H52E-03
Relating watershed nutrient loads to satellite derived estuarine water quality
Friday, 18 December 2015: 10:50
3022 (Moscone West)
John C Lehrter, US EPA, Gulf Breeze, FL, United States and Chengfeng Le, Zhejiang University, Ocean College, Zhejiang, China
Abstract:
Nutrient enhanced phytoplankton production is a cause of degraded estuarine water quality. Yet, relationships between watershed nutrient loads and the spatial and temporal scales of phytoplankton blooms and subsequent water quality impairments remain unquantified for most systems. This is partially due to a lack of observations.
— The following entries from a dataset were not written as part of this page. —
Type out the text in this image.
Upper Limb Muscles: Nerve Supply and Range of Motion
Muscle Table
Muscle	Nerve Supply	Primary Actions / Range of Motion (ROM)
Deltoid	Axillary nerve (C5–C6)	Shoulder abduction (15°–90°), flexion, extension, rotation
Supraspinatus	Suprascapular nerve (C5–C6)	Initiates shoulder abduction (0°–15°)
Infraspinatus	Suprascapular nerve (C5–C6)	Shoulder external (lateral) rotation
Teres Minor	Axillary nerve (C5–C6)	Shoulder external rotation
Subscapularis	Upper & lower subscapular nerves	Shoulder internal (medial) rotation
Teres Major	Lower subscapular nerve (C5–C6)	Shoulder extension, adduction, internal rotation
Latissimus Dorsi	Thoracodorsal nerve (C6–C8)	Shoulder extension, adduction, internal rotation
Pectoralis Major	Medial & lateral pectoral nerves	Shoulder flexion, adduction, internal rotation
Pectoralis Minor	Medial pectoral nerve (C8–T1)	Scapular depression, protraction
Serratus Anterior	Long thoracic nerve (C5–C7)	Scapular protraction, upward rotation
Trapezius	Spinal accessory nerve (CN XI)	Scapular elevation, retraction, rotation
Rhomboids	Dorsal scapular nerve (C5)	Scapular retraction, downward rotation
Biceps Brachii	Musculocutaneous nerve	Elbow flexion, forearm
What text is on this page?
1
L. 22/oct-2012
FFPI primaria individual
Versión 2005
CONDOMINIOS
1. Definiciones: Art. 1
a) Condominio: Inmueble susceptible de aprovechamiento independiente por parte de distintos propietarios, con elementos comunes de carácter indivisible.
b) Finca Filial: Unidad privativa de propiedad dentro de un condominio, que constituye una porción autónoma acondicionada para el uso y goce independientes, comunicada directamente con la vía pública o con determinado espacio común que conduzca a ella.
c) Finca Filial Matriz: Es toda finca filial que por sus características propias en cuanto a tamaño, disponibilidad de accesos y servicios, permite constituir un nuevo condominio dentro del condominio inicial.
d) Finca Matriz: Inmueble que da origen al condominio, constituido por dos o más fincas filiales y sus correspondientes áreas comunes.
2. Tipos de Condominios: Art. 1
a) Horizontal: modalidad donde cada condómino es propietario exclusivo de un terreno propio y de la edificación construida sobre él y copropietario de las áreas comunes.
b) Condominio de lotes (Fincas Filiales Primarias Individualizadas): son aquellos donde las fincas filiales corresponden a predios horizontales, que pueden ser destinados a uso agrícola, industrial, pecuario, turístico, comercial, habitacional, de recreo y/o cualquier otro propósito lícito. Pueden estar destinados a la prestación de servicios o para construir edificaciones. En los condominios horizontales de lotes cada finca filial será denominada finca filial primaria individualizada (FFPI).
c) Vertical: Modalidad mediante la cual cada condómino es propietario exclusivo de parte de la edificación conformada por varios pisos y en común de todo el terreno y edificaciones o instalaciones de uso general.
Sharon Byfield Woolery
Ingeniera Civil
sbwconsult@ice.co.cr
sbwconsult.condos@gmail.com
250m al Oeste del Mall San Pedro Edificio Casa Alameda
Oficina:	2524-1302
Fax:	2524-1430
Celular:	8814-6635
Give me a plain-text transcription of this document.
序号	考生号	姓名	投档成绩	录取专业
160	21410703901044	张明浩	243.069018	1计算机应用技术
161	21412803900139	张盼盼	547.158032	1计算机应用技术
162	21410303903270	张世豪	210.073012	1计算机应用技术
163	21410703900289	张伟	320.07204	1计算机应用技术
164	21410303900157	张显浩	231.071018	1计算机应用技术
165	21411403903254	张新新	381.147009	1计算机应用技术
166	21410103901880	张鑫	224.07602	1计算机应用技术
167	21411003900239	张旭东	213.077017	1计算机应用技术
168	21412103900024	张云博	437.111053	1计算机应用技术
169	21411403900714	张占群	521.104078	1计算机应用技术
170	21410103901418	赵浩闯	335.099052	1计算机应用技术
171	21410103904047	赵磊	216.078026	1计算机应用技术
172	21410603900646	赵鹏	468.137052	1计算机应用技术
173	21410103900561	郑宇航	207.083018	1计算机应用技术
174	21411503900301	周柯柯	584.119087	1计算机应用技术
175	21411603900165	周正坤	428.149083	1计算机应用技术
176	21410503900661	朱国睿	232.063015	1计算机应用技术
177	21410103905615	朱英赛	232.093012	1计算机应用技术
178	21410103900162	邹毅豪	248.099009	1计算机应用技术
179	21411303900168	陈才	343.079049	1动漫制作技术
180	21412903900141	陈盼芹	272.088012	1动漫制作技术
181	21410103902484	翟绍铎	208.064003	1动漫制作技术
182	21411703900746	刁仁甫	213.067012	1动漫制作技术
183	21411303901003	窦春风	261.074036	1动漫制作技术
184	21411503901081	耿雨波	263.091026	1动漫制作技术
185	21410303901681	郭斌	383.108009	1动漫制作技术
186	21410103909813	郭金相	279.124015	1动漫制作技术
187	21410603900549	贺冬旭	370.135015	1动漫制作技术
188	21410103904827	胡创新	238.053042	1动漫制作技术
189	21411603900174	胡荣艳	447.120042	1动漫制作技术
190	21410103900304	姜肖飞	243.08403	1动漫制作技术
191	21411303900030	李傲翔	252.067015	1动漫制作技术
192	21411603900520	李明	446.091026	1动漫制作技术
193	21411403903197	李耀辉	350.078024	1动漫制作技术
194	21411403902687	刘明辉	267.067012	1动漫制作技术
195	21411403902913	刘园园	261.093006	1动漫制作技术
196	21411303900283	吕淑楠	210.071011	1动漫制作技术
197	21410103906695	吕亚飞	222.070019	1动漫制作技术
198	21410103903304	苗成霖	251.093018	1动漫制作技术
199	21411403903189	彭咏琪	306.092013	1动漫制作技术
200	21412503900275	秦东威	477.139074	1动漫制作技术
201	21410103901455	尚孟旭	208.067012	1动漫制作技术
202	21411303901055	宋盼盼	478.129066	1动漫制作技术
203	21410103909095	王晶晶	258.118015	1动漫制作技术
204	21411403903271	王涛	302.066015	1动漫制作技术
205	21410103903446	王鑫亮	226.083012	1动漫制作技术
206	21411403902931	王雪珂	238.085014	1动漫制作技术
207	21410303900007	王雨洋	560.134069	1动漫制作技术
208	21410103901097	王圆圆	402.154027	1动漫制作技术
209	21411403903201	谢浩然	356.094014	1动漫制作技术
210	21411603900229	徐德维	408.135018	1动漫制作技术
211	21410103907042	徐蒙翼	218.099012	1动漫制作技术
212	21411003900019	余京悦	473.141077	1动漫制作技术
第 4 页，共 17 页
In many systems, satellite remote sensing of water quality variables may be used to supplement limited field observations and improve understanding of linkages to nutrients. Here, we present the results from a field and satellite ocean color study that quantitatively links nutrients to variations in estuarine water quality endpoints. The study was conducted in Pensacola Bay, Florida, an estuary in the northern Gulf of Mexico that is impacted by watershed nutrients. We developed new empirical band ratio algorithms to retrieve phytoplankton biomass as chlorophyll a (chla), colored dissolved organic matter (CDOM), and suspended particulate matter (SPM) from the MEdium Resolution Imaging Spectrometer (MERIS). MERIS had suitable spatial resolution (300-m) for the scale of Pensacola Bay (area = 370 km2, mean depth = 3.4 m) and a spectral band centered at wavelength 709 nm that was used to minimize the effect of organic matter on chla retrieval. The algorithms were applied to daily MERIS remote sensing reflectance (level 2) data acquired from 2003 to 2011 to calculate nine-year time-series of mean monthly chla, CDOM, and SPM concentrations. The MERIS derived time-series were then analyzed for statistical relations with time-series of mean monthly river discharge and river loads of nitrogen, phosphorus, dissolved organic carbon, and SPM. Regression analyses revealed significant relationships between river loads and MERIS water quality variables. The simple regression models provide quantitative predictions about how much chla, CDOM, and SPM concentrations in Pensacola Bay will increase with increased river loading, which is necessary information for nutrient, land-use, and climate management decisions. We will discuss the lessons learned for management of Pensacola Bay and about communicating the value of satellite observations to water quality managers.